The hospital course was complicated by urosepsis and progressive deconditioning. In addition, further imaging showed progression of metastatic disease with increased lymph node involvement and multiple new liver lesions, suspicious for metastatic disease. Given these two factors, he was deemed not to be an appropriate candidate for further systemic therapy. His mental status gradually worsened and he was transitioned to comfort care and passed. Autopsy revealed metastatic carcinoma with complete involvement of the bladder mucosa as well as involvement of pleura, lung, pericardium, multiple lymph nodes, diaphragm, liver, spleen, bilateral adrenal glands, bowel serosa, omentum, prostate, pericystic tissue, abdominal wall, and peritesticular tissue.
Hypercalcemia of malignancy is a well-known disorder. It is most commonly caused by elevated parathyroid hormone related peptide levels (PTHrP), but there can be other etiologies such as due to elevated 1,25-dihydroxy-vitamin D production, osteolytic hypercalcemia, or rarely due to concurrent elevated PTHrP and 1,25-dihydroxy-vitamin D production.1,2 PTHrP-mediate hypercalcemia has been associated with a variety of cancers, both solid organ and hematologic malignancies. In a retrospective study of malignancies affected by PTHrP-mediated hypercalcemia, 85.2% of cases were in solid organ malignancies, of which squamous cell carcinoma of the lung were most common. Only 1.7% of cases were in bladder carcinomas.3 PTHrP-mediated hypercalcemia associated with bladder carcinoma is indeed rare and has been reported in case reports.4 The two cases described here have the unique features of (1) a case of primary hyperparathyroidism and PTHrP-mediated hypercalcemia in bladder carcinoma and (2) a case of PTHrP-mediated hypercalcemia refractory to bisphosphonates.
Coexistent primary hyperparathyroidism and PTHrP-mediated hypercalcemia is uncommon. Although this combination has been reported in a variety of malignancies, to our knowledge, we have come across only one other such case report of coexistent primary hyperparathyroidism and PTHrP-mediated hypercalcemia in a patient with transitional cell carcinoma of the bladder.5
Definitive management of hypercalcemia of malignancy requires treatment of the malignancy. In the interim, management of hypercalcemia first begins with aggressive hydration to promote urinary calcium excretion and then if necessary, bisphosphonate therapy to inhibit bone resorption. Less commonly, hypercalcemia does not improve with these interventions. Recently, denosumab, a monoclonal antibody that binds to RANKL to ultimately limit bone resorption, has been studied as a therapy for hypercalcemia of malignancy refractory to bisphosphonates.6,7 In the second patient case, the hypercalcemia was initially responsive to bisphosphonate therapy but subsequently became refractory. This may have been a result of a higher burden of disease, as noted on autopsy with significant metastases in numerous sites.

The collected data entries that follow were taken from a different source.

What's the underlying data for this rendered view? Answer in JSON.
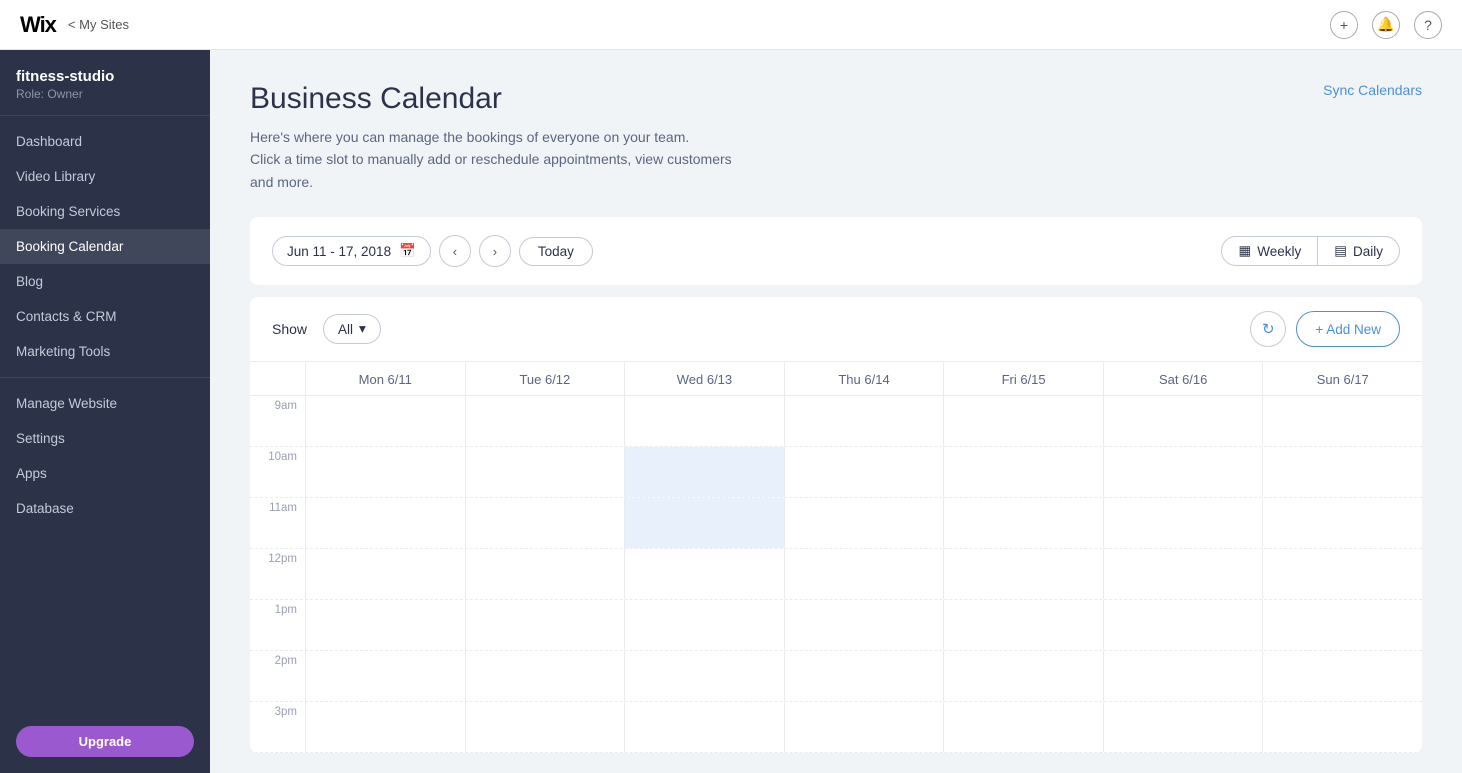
{
  "topbar": {
    "logo": "Wix",
    "my_sites_label": "< My Sites",
    "icons": {
      "plus": "+",
      "bell": "🔔",
      "question": "?"
    }
  },
  "sidebar": {
    "site_name": "fitness-studio",
    "role": "Role: Owner",
    "nav_items": [
      {
        "id": "dashboard",
        "label": "Dashboard",
        "active": false
      },
      {
        "id": "video-library",
        "label": "Video Library",
        "active": false
      },
      {
        "id": "booking-services",
        "label": "Booking Services",
        "active": false
      },
      {
        "id": "booking-calendar",
        "label": "Booking Calendar",
        "active": true
      },
      {
        "id": "blog",
        "label": "Blog",
        "active": false
      },
      {
        "id": "contacts-crm",
        "label": "Contacts & CRM",
        "active": false
      },
      {
        "id": "marketing-tools",
        "label": "Marketing Tools",
        "active": false
      }
    ],
    "bottom_items": [
      {
        "id": "manage-website",
        "label": "Manage Website"
      },
      {
        "id": "settings",
        "label": "Settings"
      },
      {
        "id": "apps",
        "label": "Apps"
      },
      {
        "id": "database",
        "label": "Database"
      }
    ],
    "upgrade_label": "Upgrade"
  },
  "page": {
    "title": "Business Calendar",
    "subtitle_line1": "Here's where you can manage the bookings of everyone on your team.",
    "subtitle_line2": "Click a time slot to manually add or reschedule appointments, view customers",
    "subtitle_line3": "and more.",
    "sync_calendars": "Sync Calendars"
  },
  "calendar_nav": {
    "date_range": "Jun 11 - 17, 2018",
    "today": "Today",
    "weekly": "Weekly",
    "daily": "Daily"
  },
  "calendar_grid": {
    "show_label": "Show",
    "filter_value": "All",
    "refresh_title": "Refresh",
    "add_new": "+ Add New",
    "days": [
      {
        "label": "Mon 6/11"
      },
      {
        "label": "Tue 6/12"
      },
      {
        "label": "Wed 6/13",
        "highlighted": true
      },
      {
        "label": "Thu 6/14"
      },
      {
        "label": "Fri 6/15"
      },
      {
        "label": "Sat 6/16"
      },
      {
        "label": "Sun 6/17"
      }
    ],
    "time_slots": [
      "9am",
      "10am",
      "11am",
      "12pm",
      "1pm",
      "2pm",
      "3pm"
    ]
  }
}
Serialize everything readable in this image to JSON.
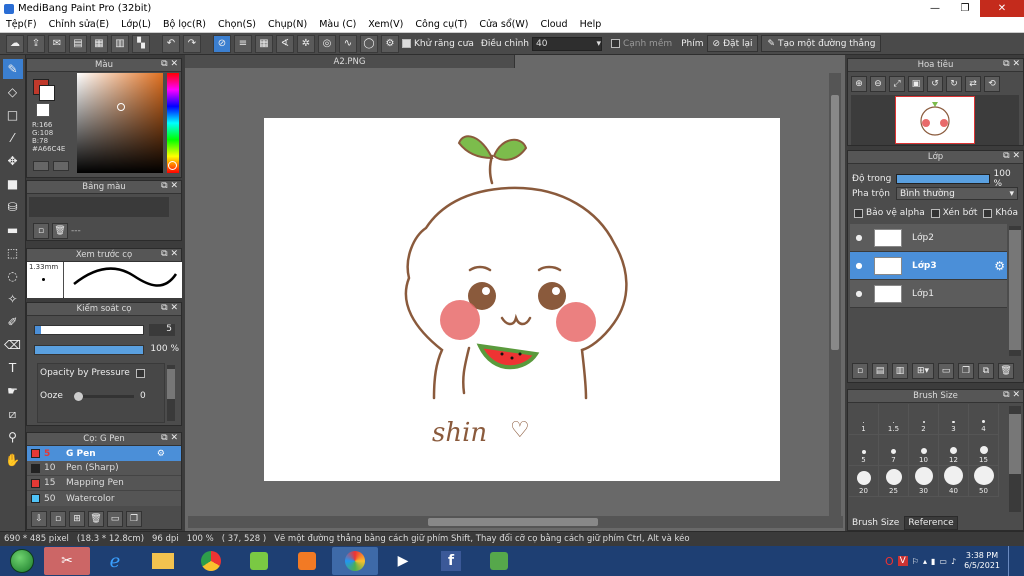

In conclusion, hypercalcemia of malignancy due to elevated PTHrP is a well-known condition; however, it is not commonly associated with bladder carcinoma. Here we describe two such cases, with two additional features of coexistent primary hyperparathyroidism and refractoriness to bisphosphonate therapy.
Conflicts of interestThe authors declare no conflicts of interest.